Solution: Add the following error handling patterns to your theme’s JavaScript file:

// Synchronous try/catch/finally
function parseUserData(raw) {
    try {
        const data = JSON.parse(raw);          // throws SyntaxError on invalid JSON
        return data;
    } catch (err) {
        console.error('parseUserData failed:', err.message);
        return {};                             // safe fallback
    } finally {
        // runs whether or not an error was thrown (cleanup goes here)
    }
}

// Async/await error handling
async function loadPosts(page) {
    try {
        const res = await fetch(`/wp-json/wp/v2/posts?page=${page}`);
        if (!res.ok) {
            throw new Error(`HTTP ${res.status}: ${res.statusText}`);
        }
        return await res.json();
    } catch (err) {
        if (err.name === 'AbortError') return [];     // user navigated away
        console.error('loadPosts error:', err);
        showUserMessage('Could not load posts.

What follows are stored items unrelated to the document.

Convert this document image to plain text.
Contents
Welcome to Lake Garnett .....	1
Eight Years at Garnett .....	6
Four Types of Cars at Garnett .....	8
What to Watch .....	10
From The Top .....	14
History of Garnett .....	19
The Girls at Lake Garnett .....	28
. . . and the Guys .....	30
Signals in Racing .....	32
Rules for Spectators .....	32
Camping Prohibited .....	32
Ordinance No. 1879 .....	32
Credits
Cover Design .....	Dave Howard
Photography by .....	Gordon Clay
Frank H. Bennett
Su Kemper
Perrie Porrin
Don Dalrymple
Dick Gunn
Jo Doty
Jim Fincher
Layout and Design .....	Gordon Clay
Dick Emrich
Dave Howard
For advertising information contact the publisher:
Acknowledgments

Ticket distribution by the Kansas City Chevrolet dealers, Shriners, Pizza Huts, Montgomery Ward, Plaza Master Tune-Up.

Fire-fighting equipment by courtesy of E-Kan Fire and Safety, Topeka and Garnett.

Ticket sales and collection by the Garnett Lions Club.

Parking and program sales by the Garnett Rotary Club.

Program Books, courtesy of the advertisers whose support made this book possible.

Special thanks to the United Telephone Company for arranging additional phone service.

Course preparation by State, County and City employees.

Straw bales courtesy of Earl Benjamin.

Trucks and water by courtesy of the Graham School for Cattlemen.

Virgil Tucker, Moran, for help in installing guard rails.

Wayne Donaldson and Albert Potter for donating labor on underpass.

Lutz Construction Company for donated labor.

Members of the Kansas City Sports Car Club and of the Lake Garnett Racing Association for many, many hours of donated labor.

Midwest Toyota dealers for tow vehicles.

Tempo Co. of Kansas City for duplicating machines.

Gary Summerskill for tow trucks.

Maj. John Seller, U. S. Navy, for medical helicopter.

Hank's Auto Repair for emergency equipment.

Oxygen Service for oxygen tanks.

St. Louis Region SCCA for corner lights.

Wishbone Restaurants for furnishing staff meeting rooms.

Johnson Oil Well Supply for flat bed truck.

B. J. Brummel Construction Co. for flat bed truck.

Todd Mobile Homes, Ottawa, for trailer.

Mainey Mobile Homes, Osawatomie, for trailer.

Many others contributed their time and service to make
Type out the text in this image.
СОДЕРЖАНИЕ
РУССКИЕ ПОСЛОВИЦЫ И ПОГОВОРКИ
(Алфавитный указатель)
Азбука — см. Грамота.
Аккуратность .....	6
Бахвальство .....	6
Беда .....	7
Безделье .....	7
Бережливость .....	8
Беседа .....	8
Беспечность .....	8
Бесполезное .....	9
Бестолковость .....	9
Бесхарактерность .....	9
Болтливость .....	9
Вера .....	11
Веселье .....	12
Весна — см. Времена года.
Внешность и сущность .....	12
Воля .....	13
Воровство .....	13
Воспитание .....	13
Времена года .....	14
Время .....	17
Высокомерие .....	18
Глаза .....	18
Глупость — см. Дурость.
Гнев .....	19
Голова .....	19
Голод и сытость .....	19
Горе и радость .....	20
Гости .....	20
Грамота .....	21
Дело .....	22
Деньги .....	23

Please try again.');
        return [];
    }
}

// Promise chain .catch()
fetch('/wp-json/wp/v2/categories')
    .then(res => res.json())
    .then(cats => renderCategories(cats))
    .catch(err => console.error('Categories fetch failed:', err));

// Global handler: catch all unhandled synchronous errors
window.onerror = function(message, source, line, col, error) {
    // Send to your error tracking endpoint
    navigator.sendBeacon('/wp-admin/admin-ajax.php', JSON.stringify({
        action : 'helloadmin_js_error',
        message: message,
        source : source,
        line   : line,
        stack  : error ? error.stack : '',
    }));
    return false; // false = still show in console; true = suppress
};

// Global handler: catch unhandled Promise rejections
window.addEventListener('unhandledrejection', (event) => {
    console.error('Unhandled promise rejection:', event.reason);
    event.preventDefault(); // suppress default browser logging if needed
});

NOTE: Never use catch (err) {} (empty catch block) — silently swallowing errors makes debugging extremely difficult. At minimum, log to console.error. In production, integrate a proper error monitoring service like Sentry (free tier available) which captures the full stack trace, browser version, and user session context automatically — far more useful than the global window.onerror approach above. The navigator.sendBeacon() call in the global handler is intentionally non-blocking and queues the error report even if the user navigates away immediately after the error fires.